La Cour était composée de :
Madame Cathy CESARO-PAUTROT, Présidente
Mme Béatrice MARS, Conseiller
Mme Florence TANGUY, Conseiller (rapporteur)
qui en ont délibéré.
Greffier lors des débats : Madame Jocelyne MOREL.
Les parties ont été avisées que le prononcé de la décision aurait lieu par mise à disposition au greffe le 23 Juin 2022.
ARRÊT
Défaut,
Prononcé par mise à disposition au greffe le 23 Juin 2022,
Signé par Madame Cathy CESARO-PAUTROT, Présidente et Mme Marie FREDON, greffier auquel la minute de la décision a été remise par le magistrat signataire.
***
Après résiliation de deux contrats d’architecte limités à la mission de dépôt d’un permis de construire portant sur un immeuble de locaux professionnels et de cafétéria, la SCI du Garlaban a conclu un contrat avec mission complète de maîtrise d’oeuvre avec M. [W] [Z] le 25 juin 2013.

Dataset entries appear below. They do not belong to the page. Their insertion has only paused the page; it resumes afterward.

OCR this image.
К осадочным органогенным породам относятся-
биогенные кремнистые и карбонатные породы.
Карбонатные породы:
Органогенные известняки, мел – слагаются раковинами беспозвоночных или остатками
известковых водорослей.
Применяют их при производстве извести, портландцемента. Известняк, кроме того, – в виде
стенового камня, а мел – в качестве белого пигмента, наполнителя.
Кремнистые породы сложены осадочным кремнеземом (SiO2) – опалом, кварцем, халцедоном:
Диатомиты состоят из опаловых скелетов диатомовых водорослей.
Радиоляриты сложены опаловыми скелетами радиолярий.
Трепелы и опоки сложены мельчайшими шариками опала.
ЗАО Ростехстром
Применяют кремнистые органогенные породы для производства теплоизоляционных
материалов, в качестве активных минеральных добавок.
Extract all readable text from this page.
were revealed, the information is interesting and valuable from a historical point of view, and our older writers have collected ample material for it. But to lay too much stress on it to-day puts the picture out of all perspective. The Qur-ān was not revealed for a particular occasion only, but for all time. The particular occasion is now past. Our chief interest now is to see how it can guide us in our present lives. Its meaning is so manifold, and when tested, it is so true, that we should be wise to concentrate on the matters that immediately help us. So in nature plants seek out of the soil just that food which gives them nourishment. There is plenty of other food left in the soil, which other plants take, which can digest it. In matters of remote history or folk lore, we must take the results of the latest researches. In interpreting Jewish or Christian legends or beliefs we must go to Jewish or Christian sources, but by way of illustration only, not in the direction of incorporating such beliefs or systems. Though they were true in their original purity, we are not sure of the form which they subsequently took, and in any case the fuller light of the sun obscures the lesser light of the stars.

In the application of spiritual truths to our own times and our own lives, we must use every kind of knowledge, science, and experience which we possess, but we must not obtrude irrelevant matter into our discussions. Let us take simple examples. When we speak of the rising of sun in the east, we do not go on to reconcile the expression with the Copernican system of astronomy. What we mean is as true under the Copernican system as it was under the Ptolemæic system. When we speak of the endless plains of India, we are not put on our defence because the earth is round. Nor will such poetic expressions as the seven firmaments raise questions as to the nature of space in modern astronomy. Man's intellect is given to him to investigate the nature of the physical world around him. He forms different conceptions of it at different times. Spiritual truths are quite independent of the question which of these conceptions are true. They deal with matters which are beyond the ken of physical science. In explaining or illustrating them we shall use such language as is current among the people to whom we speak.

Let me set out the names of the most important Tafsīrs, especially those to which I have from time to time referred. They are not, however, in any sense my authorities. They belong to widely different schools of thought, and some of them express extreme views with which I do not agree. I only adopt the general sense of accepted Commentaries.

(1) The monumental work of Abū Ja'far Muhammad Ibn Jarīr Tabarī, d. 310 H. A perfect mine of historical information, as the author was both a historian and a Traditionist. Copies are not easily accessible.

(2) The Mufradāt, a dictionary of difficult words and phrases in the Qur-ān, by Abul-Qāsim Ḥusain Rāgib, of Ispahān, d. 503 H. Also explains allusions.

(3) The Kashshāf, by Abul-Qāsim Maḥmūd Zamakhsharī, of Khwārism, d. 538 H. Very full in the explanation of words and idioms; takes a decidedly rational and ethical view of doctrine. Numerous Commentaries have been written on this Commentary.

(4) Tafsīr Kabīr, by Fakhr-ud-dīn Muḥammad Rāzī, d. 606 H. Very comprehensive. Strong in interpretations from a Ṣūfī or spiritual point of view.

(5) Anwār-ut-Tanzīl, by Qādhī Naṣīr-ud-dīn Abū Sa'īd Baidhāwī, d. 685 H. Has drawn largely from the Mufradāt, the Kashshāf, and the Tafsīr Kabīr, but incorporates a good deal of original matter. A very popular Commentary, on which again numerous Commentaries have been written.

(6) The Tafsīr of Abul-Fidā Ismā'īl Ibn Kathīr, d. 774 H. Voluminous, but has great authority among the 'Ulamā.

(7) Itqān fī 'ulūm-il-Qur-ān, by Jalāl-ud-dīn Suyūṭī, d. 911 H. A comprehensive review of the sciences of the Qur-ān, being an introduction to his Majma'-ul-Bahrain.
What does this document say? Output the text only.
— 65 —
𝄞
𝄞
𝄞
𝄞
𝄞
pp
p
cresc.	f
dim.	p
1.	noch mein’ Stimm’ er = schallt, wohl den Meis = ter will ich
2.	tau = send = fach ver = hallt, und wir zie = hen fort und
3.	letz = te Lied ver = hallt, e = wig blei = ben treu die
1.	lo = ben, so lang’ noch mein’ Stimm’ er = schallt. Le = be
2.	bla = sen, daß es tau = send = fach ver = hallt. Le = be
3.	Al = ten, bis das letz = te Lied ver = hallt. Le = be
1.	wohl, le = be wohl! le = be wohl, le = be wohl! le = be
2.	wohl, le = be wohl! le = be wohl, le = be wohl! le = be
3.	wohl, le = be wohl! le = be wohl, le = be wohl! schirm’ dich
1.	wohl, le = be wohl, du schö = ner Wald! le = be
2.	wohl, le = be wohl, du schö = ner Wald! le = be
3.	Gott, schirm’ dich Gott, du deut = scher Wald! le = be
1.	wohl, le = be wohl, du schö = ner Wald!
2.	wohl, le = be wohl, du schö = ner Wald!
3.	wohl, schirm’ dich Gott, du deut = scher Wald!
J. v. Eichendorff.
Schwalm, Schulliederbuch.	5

Par jugement du 28 février 2014, le tribunal de grande instance de Marseille a prononcé le redressement judiciaire de M. [Z] et a désigné Me [S] en qualité de mandataire judiciaire et Me [D] en qualité d’administrateur judiciaire. Puis, par jugement du 22 mai 2014, il a prononcé la liquidation judiciaire de M. [Z] et a désigné Me [S] en qualité de liquidateur.
Se plaignant de la carence du maître d’oeuvre dans l’exécution de sa mission, la SCI du Garlaban a assigné, devant le tribunal de grande instance de Marseille, Me [V] [S], en sa qualité de mandataire judiciaire à la liquidation judiciaire de M. [W] [Z], architecte, la
SARL [W] [Z] architectes associés, Me [R] [H], en sa qualité de mandataire judiciaire à la liquidation judiciaire de la SARL [W] [Z] architectes associés, et la Mutuelle des architectes français assurances (la MAF) en sa qualité d’assureur de M. [Z] et de la société [Z], en indemnisation de ses préjudices, matériel, financier, économique et moral.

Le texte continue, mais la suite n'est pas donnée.